New support packages under consideration

Marin noted that rising energy prices are a problem throughout Europe. This is evident not only for households and motorists, but also in industry and food production.

The prime minister said the government was considering how the situation could be eased in this "very exceptional" situation.

"We've already made some decisions to alleviate the situation, but there is certainly room for further decisions," said Marin.

The premier pointed to the government's decision last week to support agricultural production with a crisis package of 300 million euros, and a comprehensive package of measures agreed in February related to rising energy prices.

The government has also recently decided to temporarily raise the tax deduction for commuters who drive to work in order to offset the increased cost of travel.

"The government will evaluate how we can help citizens, homes and motorists – especially in [parts of] Finland where distances are long," she added.

"Expensive energy affects just about everyone"

According to Marin, the EU is also considering how to together alleviate the difficult situation.

"There has even been a debate about some kind of temporary price caps for energy," she said. "The high price of energy will affect just about everyone.

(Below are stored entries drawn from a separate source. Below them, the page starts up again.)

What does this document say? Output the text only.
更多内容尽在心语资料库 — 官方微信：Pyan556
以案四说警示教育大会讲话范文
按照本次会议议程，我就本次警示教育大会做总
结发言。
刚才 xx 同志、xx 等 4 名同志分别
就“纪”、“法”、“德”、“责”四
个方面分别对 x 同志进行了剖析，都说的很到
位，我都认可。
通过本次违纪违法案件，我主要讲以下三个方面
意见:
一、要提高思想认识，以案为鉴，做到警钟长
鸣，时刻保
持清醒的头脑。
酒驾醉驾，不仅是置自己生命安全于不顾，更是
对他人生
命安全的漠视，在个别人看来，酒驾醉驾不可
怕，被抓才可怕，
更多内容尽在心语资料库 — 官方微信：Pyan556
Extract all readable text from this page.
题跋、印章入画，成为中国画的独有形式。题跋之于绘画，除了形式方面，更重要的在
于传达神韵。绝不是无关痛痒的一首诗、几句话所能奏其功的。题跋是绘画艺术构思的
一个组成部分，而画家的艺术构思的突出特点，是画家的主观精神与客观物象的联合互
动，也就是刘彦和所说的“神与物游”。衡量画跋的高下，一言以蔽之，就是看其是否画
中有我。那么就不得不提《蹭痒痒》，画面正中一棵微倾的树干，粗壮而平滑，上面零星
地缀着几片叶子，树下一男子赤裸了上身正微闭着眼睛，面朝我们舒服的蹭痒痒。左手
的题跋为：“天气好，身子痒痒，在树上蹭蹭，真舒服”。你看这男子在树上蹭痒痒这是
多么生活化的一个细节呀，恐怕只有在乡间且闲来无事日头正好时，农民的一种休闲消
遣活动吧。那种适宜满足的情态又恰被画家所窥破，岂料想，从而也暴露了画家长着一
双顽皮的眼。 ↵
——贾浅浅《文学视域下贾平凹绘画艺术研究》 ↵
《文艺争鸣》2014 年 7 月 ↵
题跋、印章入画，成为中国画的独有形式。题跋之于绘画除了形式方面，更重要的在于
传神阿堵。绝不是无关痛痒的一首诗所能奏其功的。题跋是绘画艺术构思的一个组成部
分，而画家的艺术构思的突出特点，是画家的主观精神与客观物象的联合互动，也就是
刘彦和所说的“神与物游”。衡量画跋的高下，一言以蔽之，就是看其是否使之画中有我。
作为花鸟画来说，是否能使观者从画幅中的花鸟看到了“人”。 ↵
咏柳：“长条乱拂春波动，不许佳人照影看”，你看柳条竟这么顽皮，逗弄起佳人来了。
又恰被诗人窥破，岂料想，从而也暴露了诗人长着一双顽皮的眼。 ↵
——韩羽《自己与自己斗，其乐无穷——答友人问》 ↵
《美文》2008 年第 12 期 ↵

This is evident not only at the petrol pump but also in agriculture and therefore on store shelves and in industry."

Marin also said that Finland must prepare for any increase in hybrid activity and cyber activity. She added that all border crossings in eastern Finland could be closed if necessary.

Marin was apparently alluding to the Belarus border crisis last autumn, when tens of thousands of immigrants were pushed into the EU. Poland, Lithuania and Latvia described the crisis as hybrid warfare and human trafficking by Belarus.